Breda Ba. 65 No 10 was arguably the unluckiest of the FACh examples, experiencing a number of mishaps during its operational career, including this forced landing after hydraulic failure in November 1941. Although the variable-pitch propeller was destroyed, the airframe suffered only minimal damage.
The collapsed port undercarriage leg of No 10 after its forced landing in November 1941. Fortunately, the pilot was unharmed and the aircraft was repaired and returned to operational status. After Italy’s entry into the war in Europe in June 1940 the availability of spares for Chile’s Italian aircraft began to dwindle, and it became increasingly difficult to keep the Ba. 65s serviceable and operational.
Four months after its undercarriage mishap, No 10 was hobbled again when its pilot failed to follow the correct procedure to lower the undercarriage during a flight on March 20, 1942. This time the damage was more serious, the starboard wing taking the brunt of the crash; with the wing’s spars damaged beyond repair, the aircraft was written off.
The charred remains of Ba.65 No 5 (c/n 64186), which came to grief after engine failure during a gunnery practice flight on October 31, 1939. Thankfully, the pilot, Capt Hernan Lopez Angulo, was one of the more experienced FACh pilots and managed to execute a skilful forced landing in a field at Maipu, near El Bosque AB. The aircraft was destroyed in the ensuing fire, however.

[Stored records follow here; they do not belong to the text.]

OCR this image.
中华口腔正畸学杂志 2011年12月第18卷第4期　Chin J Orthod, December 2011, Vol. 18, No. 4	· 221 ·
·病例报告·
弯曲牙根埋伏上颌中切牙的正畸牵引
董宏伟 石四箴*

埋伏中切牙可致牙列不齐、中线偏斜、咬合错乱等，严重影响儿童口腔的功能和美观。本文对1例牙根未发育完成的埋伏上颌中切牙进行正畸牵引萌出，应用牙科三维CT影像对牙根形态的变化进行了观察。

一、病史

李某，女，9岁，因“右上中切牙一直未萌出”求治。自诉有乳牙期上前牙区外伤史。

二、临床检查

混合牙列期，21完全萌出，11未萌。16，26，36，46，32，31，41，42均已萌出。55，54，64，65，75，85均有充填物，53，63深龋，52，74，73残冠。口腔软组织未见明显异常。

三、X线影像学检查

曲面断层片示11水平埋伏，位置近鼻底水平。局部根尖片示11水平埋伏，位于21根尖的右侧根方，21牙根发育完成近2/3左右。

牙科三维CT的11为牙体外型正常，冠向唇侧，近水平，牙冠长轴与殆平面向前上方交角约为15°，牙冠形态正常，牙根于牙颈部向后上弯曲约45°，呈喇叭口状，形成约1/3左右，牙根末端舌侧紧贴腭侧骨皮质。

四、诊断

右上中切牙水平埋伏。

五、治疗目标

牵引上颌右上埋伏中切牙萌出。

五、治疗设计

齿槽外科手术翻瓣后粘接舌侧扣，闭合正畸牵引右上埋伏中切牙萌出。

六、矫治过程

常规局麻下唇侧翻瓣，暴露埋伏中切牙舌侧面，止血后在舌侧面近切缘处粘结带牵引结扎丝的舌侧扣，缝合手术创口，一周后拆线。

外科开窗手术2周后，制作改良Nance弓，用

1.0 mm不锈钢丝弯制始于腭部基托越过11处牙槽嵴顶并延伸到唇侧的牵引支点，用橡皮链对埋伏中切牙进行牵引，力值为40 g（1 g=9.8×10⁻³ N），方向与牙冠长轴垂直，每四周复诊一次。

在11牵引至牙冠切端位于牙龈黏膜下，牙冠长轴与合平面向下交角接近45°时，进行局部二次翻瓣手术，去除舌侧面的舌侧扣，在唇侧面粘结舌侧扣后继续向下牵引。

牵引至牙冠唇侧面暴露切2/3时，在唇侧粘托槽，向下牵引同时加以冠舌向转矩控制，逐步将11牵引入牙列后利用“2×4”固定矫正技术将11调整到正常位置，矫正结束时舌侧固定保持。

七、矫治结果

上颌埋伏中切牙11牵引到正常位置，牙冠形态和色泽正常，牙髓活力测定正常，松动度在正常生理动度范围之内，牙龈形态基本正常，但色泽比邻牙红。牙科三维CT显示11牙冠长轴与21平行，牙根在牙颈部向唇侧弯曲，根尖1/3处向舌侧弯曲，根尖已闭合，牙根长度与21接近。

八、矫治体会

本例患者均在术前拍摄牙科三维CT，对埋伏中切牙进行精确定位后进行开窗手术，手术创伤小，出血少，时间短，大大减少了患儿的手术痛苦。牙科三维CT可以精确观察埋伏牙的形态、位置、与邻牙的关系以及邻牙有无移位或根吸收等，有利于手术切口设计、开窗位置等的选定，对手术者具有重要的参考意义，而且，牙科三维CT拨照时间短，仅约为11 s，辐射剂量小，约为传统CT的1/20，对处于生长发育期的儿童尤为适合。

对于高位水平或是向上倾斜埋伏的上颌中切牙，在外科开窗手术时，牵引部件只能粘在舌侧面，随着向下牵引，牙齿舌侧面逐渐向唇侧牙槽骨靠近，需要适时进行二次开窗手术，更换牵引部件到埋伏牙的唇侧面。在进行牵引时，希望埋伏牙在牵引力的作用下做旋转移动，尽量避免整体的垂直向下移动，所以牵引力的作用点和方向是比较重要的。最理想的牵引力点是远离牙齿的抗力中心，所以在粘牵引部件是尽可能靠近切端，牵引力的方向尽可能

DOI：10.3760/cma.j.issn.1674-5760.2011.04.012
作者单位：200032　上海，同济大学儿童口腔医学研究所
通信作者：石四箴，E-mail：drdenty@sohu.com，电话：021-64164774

The aftermath of the accident in which 2nd Lt Traub was killed on September 19, 1939, while participating in a nine-aircraft formation take-off from El Bosque during rehearsals for a parade. The Ba. 65 was not an easy type to master, and Traub was insufficiently experienced to cope with the type’s idiosyncratic handling characteristics.
An all-too-familiar sight by the end of 1939, the wreckage of yet another crashed Ba.65 is surveyed by locals after 2nd Lt Ramon Ortiz was killed in the crash of Ba.65 No 15 on November 3 that year. Ortiz, again an inexperienced pilot, got into trouble after an aborted landing at El Bosque and stalled, the resulting impact with the ground tearing the engine from its mounting.
The Breda Ba.65. Although similar in layout to the Ba.64, from which it was developed, the Ba.65 had a fuller fuselage, and a sliding canopy replaced the open cockpit. Three of the Chilean examples were fitted with Breda Type M turrets, but the other 17 of the FACh’s 20 examples were single-seat versions, as in this Aeromodeller three-view.